The most common type of surgery for patients with temporal lobe epilepsy is a temporal lobectomy, also known as anterior temporal lobectomy (ATL). The amygdala and hippocampus, as well as a portion of the front temporal lobe, are removed. Around 70% to 80% of the time, a temporal lobectomy results in a considerable reduction or total seizure control. However, if this treatment is conducted on the dominant hemisphere, memory and language may be harmed.
Damage to the brain, bleeding (which may necessitate re-operation), blood loss (which may require transfusion), and infection are all dangers associated with open surgical procedures like ATL. Open operations also necessitate several days of hospitalization, including at least one night in an intensive care unit.

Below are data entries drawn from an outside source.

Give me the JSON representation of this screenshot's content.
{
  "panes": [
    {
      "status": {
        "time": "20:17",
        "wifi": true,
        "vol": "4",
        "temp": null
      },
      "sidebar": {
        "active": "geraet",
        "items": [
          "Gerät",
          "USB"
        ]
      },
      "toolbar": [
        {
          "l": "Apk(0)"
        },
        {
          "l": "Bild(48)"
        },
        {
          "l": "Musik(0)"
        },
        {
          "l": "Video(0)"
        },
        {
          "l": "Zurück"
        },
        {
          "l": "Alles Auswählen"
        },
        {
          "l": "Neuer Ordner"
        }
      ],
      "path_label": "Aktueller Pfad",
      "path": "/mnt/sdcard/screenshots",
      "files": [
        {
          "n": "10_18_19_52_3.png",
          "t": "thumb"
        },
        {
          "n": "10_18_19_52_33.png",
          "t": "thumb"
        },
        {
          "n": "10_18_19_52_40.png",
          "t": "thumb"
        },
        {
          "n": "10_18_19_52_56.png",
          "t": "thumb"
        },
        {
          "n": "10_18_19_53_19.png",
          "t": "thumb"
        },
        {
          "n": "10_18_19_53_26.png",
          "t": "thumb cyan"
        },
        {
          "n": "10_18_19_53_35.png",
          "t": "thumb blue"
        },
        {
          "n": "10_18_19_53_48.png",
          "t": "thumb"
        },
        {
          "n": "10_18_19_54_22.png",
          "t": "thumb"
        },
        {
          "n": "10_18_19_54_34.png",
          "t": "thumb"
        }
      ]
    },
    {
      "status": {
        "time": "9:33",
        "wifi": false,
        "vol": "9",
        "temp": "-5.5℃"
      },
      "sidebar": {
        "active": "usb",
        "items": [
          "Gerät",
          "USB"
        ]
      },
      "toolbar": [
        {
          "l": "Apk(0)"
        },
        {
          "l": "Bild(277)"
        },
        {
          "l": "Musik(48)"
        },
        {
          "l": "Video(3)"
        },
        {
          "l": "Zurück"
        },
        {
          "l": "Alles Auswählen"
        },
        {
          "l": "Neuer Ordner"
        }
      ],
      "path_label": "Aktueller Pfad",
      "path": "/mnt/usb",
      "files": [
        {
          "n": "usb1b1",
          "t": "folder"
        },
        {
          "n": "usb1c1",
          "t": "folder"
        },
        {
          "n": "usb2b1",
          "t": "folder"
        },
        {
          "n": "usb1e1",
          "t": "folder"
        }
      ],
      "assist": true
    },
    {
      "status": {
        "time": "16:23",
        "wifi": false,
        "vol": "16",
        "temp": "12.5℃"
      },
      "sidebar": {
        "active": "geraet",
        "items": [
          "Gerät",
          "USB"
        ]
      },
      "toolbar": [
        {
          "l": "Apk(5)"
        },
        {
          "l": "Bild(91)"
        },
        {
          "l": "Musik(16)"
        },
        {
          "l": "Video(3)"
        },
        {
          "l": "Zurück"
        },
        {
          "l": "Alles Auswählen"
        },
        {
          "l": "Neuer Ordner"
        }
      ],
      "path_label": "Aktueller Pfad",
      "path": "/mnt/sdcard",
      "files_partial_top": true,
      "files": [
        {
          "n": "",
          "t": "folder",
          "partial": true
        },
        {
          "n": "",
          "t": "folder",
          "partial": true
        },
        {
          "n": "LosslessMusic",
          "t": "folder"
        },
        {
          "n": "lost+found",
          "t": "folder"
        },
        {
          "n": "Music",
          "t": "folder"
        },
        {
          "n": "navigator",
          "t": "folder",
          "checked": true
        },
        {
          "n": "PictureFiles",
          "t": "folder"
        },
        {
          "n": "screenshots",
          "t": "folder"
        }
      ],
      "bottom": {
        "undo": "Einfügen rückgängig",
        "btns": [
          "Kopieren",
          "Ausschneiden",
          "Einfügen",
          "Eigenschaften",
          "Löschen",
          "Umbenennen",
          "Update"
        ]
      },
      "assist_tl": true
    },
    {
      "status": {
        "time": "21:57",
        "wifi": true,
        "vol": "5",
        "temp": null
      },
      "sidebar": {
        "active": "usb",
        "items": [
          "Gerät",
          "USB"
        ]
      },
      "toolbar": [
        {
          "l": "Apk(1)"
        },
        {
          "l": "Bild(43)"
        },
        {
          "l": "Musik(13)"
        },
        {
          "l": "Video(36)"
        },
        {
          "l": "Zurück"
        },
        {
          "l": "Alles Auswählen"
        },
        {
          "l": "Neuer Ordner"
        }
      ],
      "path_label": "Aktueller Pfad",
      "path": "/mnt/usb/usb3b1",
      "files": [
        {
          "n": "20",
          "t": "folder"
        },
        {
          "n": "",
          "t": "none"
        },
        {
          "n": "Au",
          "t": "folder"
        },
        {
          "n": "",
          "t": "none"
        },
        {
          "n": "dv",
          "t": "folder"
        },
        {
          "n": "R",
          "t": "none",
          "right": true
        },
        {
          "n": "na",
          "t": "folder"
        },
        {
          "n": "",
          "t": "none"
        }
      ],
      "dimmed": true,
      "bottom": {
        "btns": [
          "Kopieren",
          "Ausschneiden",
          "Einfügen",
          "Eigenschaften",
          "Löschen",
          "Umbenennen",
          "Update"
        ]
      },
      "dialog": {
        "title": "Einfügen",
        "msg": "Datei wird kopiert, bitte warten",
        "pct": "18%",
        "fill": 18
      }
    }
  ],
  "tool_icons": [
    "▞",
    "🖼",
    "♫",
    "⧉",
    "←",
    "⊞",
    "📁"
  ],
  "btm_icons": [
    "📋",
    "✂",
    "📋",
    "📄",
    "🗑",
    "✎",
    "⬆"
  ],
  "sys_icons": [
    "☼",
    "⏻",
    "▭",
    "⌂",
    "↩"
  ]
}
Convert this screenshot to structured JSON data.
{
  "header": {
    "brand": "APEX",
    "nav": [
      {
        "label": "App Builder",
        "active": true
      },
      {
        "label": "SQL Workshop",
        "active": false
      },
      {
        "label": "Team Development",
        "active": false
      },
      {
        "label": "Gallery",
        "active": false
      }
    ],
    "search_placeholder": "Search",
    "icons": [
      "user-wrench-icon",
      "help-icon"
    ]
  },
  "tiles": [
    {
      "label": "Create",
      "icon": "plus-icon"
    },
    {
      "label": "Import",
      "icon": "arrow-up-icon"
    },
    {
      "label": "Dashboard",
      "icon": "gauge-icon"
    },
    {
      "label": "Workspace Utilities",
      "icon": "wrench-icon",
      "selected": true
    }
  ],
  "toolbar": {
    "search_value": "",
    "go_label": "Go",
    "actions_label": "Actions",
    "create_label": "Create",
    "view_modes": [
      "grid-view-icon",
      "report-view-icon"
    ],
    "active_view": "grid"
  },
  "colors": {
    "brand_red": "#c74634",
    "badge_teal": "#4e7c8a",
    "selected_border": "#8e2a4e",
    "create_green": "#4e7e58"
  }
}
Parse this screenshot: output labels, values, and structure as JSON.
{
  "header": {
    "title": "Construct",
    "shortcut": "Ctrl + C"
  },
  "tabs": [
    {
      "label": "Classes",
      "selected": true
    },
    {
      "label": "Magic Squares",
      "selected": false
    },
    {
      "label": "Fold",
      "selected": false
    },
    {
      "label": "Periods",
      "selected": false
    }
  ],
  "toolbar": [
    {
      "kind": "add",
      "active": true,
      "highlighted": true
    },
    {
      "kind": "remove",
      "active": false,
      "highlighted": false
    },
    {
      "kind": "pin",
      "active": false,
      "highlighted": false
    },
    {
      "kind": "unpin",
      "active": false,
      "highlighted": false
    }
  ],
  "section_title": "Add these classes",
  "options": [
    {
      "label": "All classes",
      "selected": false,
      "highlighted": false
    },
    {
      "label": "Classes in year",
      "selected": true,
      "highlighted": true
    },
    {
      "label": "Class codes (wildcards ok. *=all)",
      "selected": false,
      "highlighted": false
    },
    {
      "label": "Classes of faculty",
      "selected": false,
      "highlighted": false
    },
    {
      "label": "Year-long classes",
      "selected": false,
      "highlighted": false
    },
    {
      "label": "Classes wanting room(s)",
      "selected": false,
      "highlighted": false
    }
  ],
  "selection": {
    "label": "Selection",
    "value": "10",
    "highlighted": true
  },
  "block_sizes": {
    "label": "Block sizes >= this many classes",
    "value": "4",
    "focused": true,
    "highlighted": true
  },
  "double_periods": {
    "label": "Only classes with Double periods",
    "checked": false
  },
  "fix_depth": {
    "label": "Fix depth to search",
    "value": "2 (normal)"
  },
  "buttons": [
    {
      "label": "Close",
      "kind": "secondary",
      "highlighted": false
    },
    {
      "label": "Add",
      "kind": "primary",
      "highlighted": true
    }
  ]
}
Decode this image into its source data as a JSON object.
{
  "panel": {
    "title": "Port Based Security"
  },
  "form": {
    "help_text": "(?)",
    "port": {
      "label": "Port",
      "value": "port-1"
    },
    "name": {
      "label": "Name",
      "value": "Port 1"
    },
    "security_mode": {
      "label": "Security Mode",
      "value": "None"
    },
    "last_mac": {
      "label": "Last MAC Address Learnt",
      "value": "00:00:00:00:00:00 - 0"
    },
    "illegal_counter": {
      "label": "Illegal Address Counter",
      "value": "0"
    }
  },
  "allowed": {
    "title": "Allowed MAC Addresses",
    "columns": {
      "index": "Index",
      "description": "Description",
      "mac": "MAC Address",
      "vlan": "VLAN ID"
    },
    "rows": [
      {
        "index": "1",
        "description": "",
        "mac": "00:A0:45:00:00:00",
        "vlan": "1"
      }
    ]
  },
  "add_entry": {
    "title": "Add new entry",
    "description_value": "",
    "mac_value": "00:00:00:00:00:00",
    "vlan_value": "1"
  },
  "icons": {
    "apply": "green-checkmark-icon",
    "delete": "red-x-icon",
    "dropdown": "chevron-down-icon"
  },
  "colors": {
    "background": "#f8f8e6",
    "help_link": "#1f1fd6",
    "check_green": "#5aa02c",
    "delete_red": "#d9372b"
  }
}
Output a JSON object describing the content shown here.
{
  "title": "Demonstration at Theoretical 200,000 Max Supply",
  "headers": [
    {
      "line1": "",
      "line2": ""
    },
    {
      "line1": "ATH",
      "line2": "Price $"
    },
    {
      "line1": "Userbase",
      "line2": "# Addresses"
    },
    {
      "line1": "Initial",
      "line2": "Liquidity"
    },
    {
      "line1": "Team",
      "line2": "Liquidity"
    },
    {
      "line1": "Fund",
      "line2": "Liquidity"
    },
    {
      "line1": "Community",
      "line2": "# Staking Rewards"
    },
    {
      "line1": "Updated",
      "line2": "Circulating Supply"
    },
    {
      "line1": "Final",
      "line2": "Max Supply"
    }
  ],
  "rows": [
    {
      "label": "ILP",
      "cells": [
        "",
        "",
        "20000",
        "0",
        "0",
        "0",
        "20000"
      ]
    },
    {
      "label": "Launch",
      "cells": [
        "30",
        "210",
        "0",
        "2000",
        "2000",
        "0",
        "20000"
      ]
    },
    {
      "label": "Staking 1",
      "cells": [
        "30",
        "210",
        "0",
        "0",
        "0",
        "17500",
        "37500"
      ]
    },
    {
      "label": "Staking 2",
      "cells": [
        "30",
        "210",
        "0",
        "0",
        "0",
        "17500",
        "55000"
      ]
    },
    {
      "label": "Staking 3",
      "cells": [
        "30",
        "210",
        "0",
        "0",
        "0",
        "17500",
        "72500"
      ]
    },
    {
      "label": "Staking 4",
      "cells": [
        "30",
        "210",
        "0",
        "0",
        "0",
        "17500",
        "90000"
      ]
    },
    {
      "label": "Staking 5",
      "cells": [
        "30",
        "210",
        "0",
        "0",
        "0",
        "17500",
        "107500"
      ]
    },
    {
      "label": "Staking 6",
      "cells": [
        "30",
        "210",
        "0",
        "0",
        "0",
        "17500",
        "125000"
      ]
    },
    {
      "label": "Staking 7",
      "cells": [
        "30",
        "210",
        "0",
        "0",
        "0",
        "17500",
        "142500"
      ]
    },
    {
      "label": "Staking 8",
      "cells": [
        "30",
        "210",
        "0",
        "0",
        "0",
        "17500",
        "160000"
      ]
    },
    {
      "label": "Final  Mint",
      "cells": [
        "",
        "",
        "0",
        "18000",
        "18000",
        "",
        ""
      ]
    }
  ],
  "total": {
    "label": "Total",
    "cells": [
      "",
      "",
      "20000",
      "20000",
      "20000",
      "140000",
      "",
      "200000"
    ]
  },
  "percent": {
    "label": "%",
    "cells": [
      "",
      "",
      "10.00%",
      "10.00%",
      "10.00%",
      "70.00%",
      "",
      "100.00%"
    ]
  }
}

Even though such treatment is costly, several studies have shown that ATL has lower mortality, morbidity, and long-term cost in patients who have failed at least two anticonvulsant medication trials than continuing medical therapy without surgical intervention.
A prospective, randomized ATL to best medical therapy for medically resistant temporal lobe epilepsy conclusively established that the seizure-free rate after surgery was 60%, compared to only 8% for the medicine-only group.
Furthermore, the surgery group had no death, whereas the medicinal therapy group had seizure-related mortality. As a result, for patients with medically intractable mesial temporal lobe epilepsy, ATL is considered the gold standard of therapy.